Washington, 23 August 1996 (RFE/RL) -- The Molotov-Ribbentrop Pact, signed 57 years ago today, remains a powerful reminder to East Europeans that their fate can be decided by others secretly and without their participation.
This 1939 accord between between Hitler's Germany and Stalin's Soviet Union, it will be recalled, eliminated the threat that Hitler would have to fight on two fronts, thus opening the way to war in Europe and to untold suffering throughout the region. But those tragic consequences are not the primary reason the pact continues to resonate so strongly in East European thinking.
Instead, its impact arises from three other aspects of the accord that some fear could be repeated -- even in the quite different conditions of today or tomorrow.
The first is that the Nazi-Soviet accord was at the time totally unexpected. Up to the time of the signing of the pact, Hitler and Stalin each declared the other his sworn enemy.
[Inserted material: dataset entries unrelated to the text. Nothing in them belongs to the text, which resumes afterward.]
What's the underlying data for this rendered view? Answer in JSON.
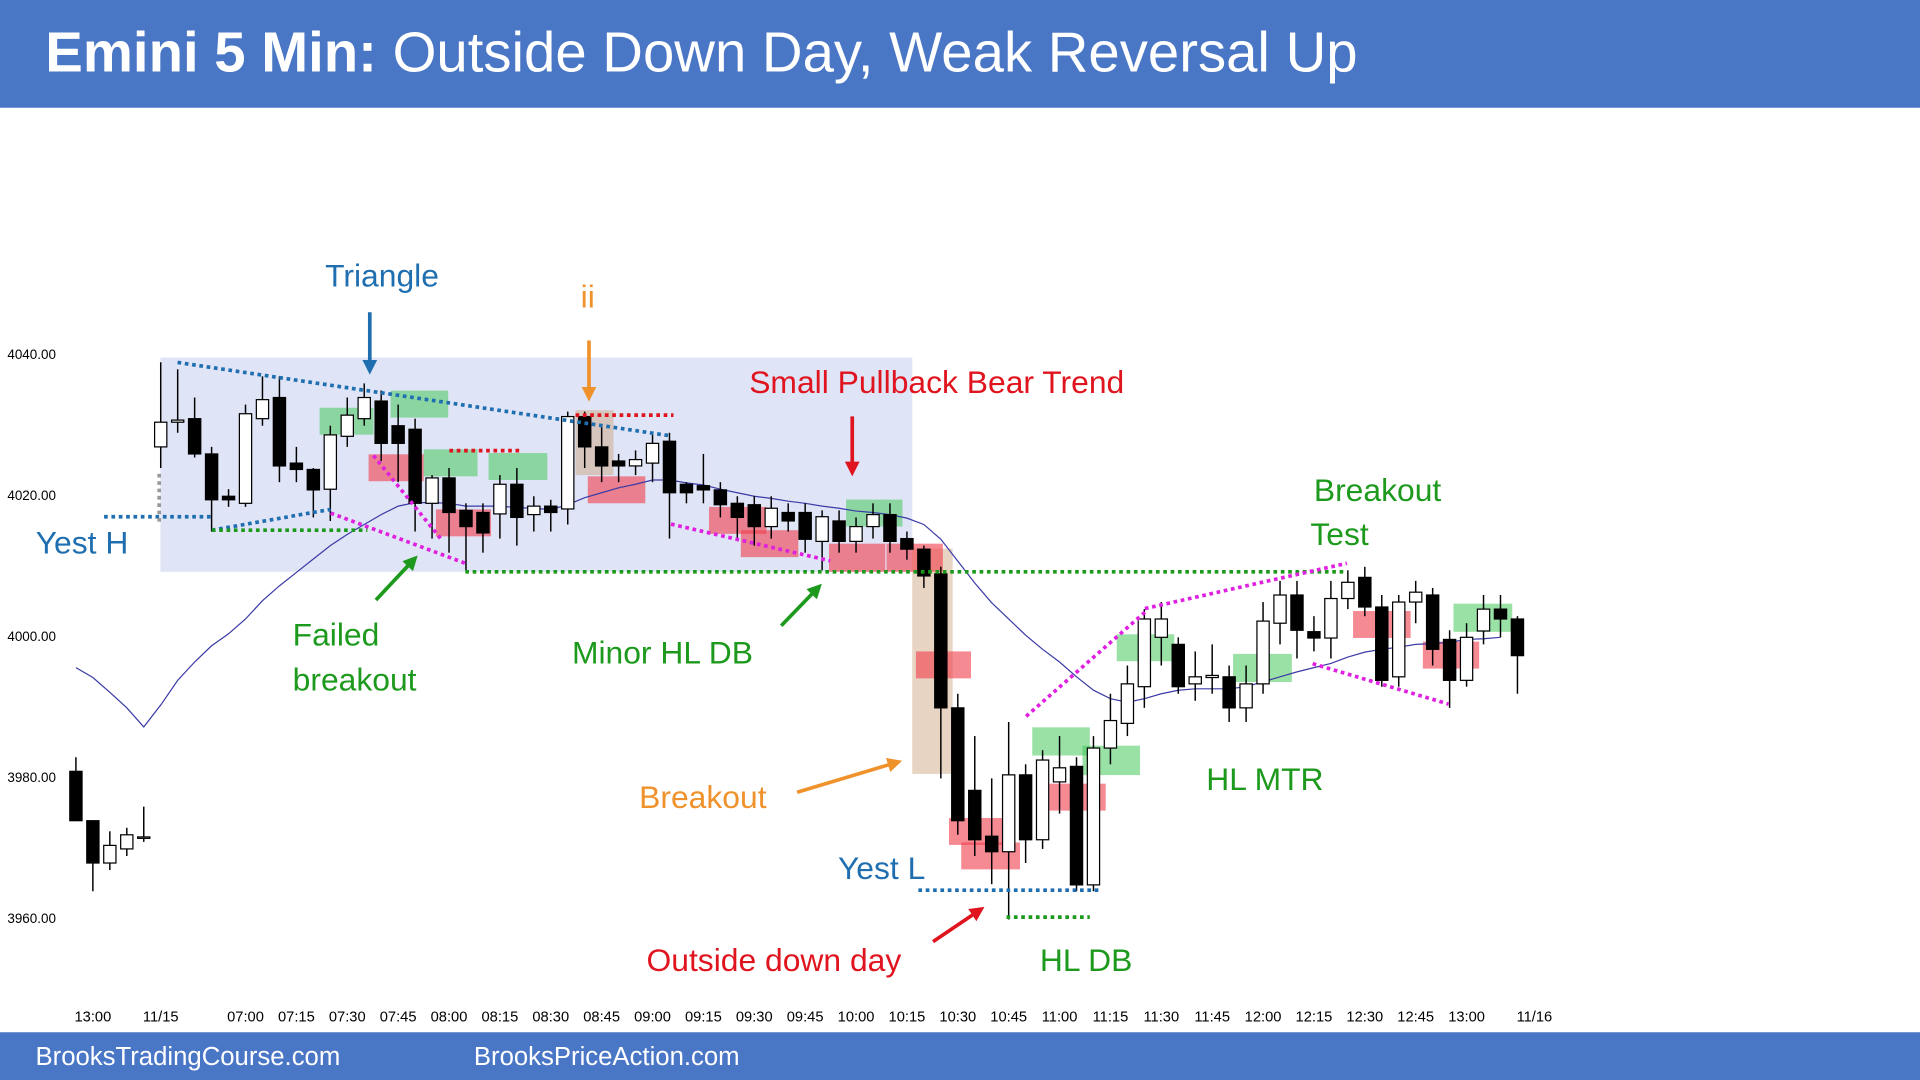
{
  "chart_data": {
    "type": "candlestick",
    "title_prefix": "Emini 5 Min:",
    "title": "Outside Down Day, Weak Reversal Up",
    "footer": [
      "BrooksTradingCourse.com",
      "BrooksPriceAction.com"
    ],
    "ylim": [
      3948,
      4073
    ],
    "yticks": [
      {
        "value": 3960,
        "label": "3960.00"
      },
      {
        "value": 3980,
        "label": "3980.00"
      },
      {
        "value": 4000,
        "label": "4000.00"
      },
      {
        "value": 4020,
        "label": "4020.00"
      },
      {
        "value": 4040,
        "label": "4040.00"
      }
    ],
    "categories": [
      null,
      "13:00",
      null,
      null,
      null,
      "11/15",
      null,
      null,
      null,
      null,
      "07:00",
      null,
      null,
      "07:15",
      null,
      null,
      "07:30",
      null,
      null,
      "07:45",
      null,
      null,
      "08:00",
      null,
      null,
      "08:15",
      null,
      null,
      "08:30",
      null,
      null,
      "08:45",
      null,
      null,
      "09:00",
      null,
      null,
      "09:15",
      null,
      null,
      "09:30",
      null,
      null,
      "09:45",
      null,
      null,
      "10:00",
      null,
      null,
      "10:15",
      null,
      null,
      "10:30",
      null,
      null,
      "10:45",
      null,
      null,
      "11:00",
      null,
      null,
      "11:15",
      null,
      null,
      "11:30",
      null,
      null,
      "11:45",
      null,
      null,
      "12:00",
      null,
      null,
      "12:15",
      null,
      null,
      "12:30",
      null,
      null,
      "12:45",
      null,
      null,
      "13:00",
      null,
      null,
      null,
      "11/16"
    ],
    "open": [
      3981,
      3974,
      3968,
      3970,
      3971.5,
      4027,
      4030.5,
      4031,
      4026,
      4020,
      4019,
      4031,
      4034,
      4024.7,
      4023.8,
      4021,
      4028.5,
      4031,
      4033.5,
      4030,
      4029.5,
      4019,
      4022.6,
      4018,
      4017.7,
      4017.5,
      4021.7,
      4017.4,
      4018.6,
      4018.2,
      4031.3,
      4027,
      4025,
      4024.3,
      4024.7,
      4027.8,
      4021.7,
      4021.5,
      4020.9,
      4019,
      4018.8,
      4015.7,
      4017.7,
      4017.7,
      4013.6,
      4016.5,
      4013.6,
      4015.7,
      4017.4,
      4014,
      4012.5,
      4009,
      3990,
      3978.3,
      3971.8,
      3969.6,
      3980.5,
      3971.3,
      3979.5,
      3981.7,
      3964.9,
      3984.3,
      3987.8,
      3993,
      4000,
      3999,
      3993.4,
      3994.3,
      3994.4,
      3990,
      3993.4,
      4002,
      4006,
      4000.8,
      3999.9,
      4005.5,
      4008.5,
      4004.3,
      3994.4,
      4005,
      4006,
      3999.7,
      3993.9,
      4000.9,
      4004,
      4002.6,
      null
    ],
    "high": [
      3983,
      3974,
      3972.5,
      3973,
      3976,
      4039,
      4038,
      4034,
      4027,
      4021,
      4033,
      4037,
      4037,
      4027,
      4024,
      4030,
      4034,
      4036,
      4035,
      4033,
      4031,
      4023,
      4024,
      4019,
      4019,
      4023,
      4024,
      4020,
      4019.5,
      4032,
      4032,
      4030,
      4026,
      4026.5,
      4029,
      4029,
      4022,
      4026,
      4022,
      4020,
      4020,
      4020,
      4019,
      4019,
      4018,
      4018,
      4017,
      4019,
      4019,
      4015,
      4013,
      4010,
      3992,
      3986,
      3980,
      3988,
      3982,
      3984,
      3986,
      3983,
      3986,
      3992,
      3996,
      4004,
      4005,
      4000,
      3998,
      3999,
      3996,
      3996,
      4005,
      4008,
      4008,
      4003,
      4008,
      4009.5,
      4010,
      4006,
      4006,
      4008,
      4007,
      4001,
      4002,
      4006,
      4006,
      4003,
      null
    ],
    "low": [
      3974,
      3964,
      3967,
      3969,
      3971,
      4024,
      4029,
      4025.5,
      4015,
      4018.5,
      4018.5,
      4030,
      4022,
      4022,
      4017,
      4016.5,
      4027,
      4030,
      4025,
      4022,
      4015,
      4014,
      4012,
      4009.5,
      4012,
      4014,
      4013,
      4015,
      4015,
      4016,
      4024,
      4022,
      4022,
      4023,
      4022,
      4014,
      4019,
      4019,
      4017,
      4014,
      4013,
      4014,
      4015,
      4012,
      4009.5,
      4012,
      4012,
      4014,
      4012,
      4011,
      4007,
      3980,
      3972,
      3969,
      3965,
      3960,
      3968,
      3970,
      3975,
      3964,
      3964,
      3982,
      3986,
      3990,
      3996,
      3992,
      3991,
      3992,
      3988,
      3988,
      3992,
      3999,
      3997,
      3998,
      3997,
      4004,
      4003,
      3993,
      3993,
      4002,
      3996,
      3990,
      3993,
      3999,
      4000,
      3992,
      null
    ],
    "close": [
      3974,
      3968,
      3970.5,
      3972,
      3971.7,
      4030.5,
      4030.8,
      4026,
      4019.5,
      4019.5,
      4031.7,
      4033.7,
      4024.3,
      4023.8,
      4020.9,
      4028.7,
      4031.5,
      4034,
      4027.5,
      4027.5,
      4019,
      4022.6,
      4017.7,
      4015.7,
      4014.8,
      4021.7,
      4017,
      4018.6,
      4017.7,
      4031.3,
      4027,
      4024.3,
      4024.3,
      4025.2,
      4027.5,
      4020.5,
      4020.5,
      4020.9,
      4018.8,
      4017,
      4015.7,
      4018.3,
      4016.5,
      4013.9,
      4017.1,
      4013.6,
      4015.7,
      4017.4,
      4013.6,
      4012.5,
      4008.7,
      3990,
      3974,
      3971.3,
      3969.6,
      3980.5,
      3971.3,
      3982.6,
      3981.5,
      3964.9,
      3984.3,
      3988.2,
      3993.4,
      4002.6,
      4002.6,
      3993,
      3994.4,
      3994.6,
      3990,
      3993.4,
      4002.3,
      4006,
      4001,
      3999.9,
      4005.5,
      4007.8,
      4004.3,
      3993.9,
      4005,
      4006.4,
      3998.3,
      3993.9,
      4000,
      4004,
      4002.6,
      3997.4,
      null
    ],
    "ma": {
      "color": "#3b3ba6",
      "values": [
        3995.7,
        3994.3,
        3992.2,
        3990,
        3987.3,
        3990.4,
        3993.9,
        3996.5,
        3998.8,
        4000.5,
        4002.6,
        4005.2,
        4007.3,
        4009.2,
        4011.1,
        4013,
        4014.6,
        4016,
        4017.4,
        4018.6,
        4019.1,
        4019.1,
        4019,
        4018.6,
        4018.6,
        4018.6,
        4018.4,
        4018.3,
        4018.1,
        4018.8,
        4019.8,
        4020.5,
        4021.2,
        4021.7,
        4022.3,
        4022.3,
        4021.9,
        4021.6,
        4021,
        4020.5,
        4020,
        4019.7,
        4019.3,
        4019,
        4018.6,
        4018.3,
        4017.9,
        4017.7,
        4017.4,
        4016.9,
        4016,
        4013.9,
        4010.8,
        4007.7,
        4004.9,
        4002.6,
        4000.3,
        3998.3,
        3996.5,
        3994.4,
        3992.5,
        3991.3,
        3990.8,
        3991.3,
        3992,
        3992.5,
        3992.7,
        3992.7,
        3992.7,
        3993,
        3993.7,
        3994.4,
        3995.1,
        3995.7,
        3996.3,
        3997.2,
        3997.9,
        3998.3,
        3998.6,
        3999,
        3999.1,
        3999.3,
        3999.7,
        3999.8,
        4000,
        null,
        null
      ]
    },
    "annotations": [
      "Triangle",
      "ii",
      "Small Pullback Bear Trend",
      "Breakout",
      "Test",
      "Yest H",
      "Failed",
      "breakout",
      "Minor HL DB",
      "Breakout",
      "HL MTR",
      "Yest L",
      "Outside down day",
      "HL DB"
    ]
  }
}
But as a result of the agreement, they suddenly became allies, very much at the expense of their smaller neighbors.
All too many people in the zone of weak states between Berlin and Moscow and the Baltic and the Black Seas, the geopolitical seedbed of the first and second world wars, continue to fear that such a sudden and unexpected shift in position at their expense could happen again -- albeit with different players and for different purposes.
The second aspect of the pact which helps explain its continuing resonance is that its secret protocols had an even greater impact on the peoples of this region than did the public version of the pact.
Among other things, these protocols divided Eastern Europe between the Germans and the Soviets into spheres of influence and allowed for the Soviet occupation of the Baltic States and other regions.
Again, many in this region remain fearful that whatever the West and Russia are saying to each other in public, these powers may be saying something in private that is different and threatening to the interests of Eastern Europe.
The third aspect of the 1939 pact that continues to have an impact on East European thinking in 1996 is that the Nazi-Soviet agreement decided the fate of the countries of Eastern Europe without consulting them -- the people most directly affected. Many in Eastern Europe believe that something like that could easily happen again.
Such fears, reflected often by references to the 1939 accord, have only increased as Moscow has sought to achieve some kind of grand bargain with Western governments on security in Europe, to sign a 16 plus 1 agreement with NATO, and to overcome Western objections to defining, formally or informally, spheres of influence on the continent.
Because most of the diplomatic and political exchanges concerning such agreements pass between Moscow and the West over the heads and without the direct participation of the East European states, the latter not surprisingly fear the worst, given their often unfortunate history.
Obviously, the world is a very different place than it was in 1939, and neither the East nor the West wants the same kind of division of Europe that was drawn by Hitler and Stalin 57 years ago today.
But East European fears of possible accords affecting the region, reached without its participation, fears reflected in continuing references to the Molotov-Ribbentrop Pact, are genuine if overstated.
And on this anniversary of an accord that had so many tragic consequences, these fears place a special burden on everyone involved -- great powers and small, East and West -- to conduct international relations in a way sufficiently transparent and honest that all may feel their voice has been heard and their interests protected.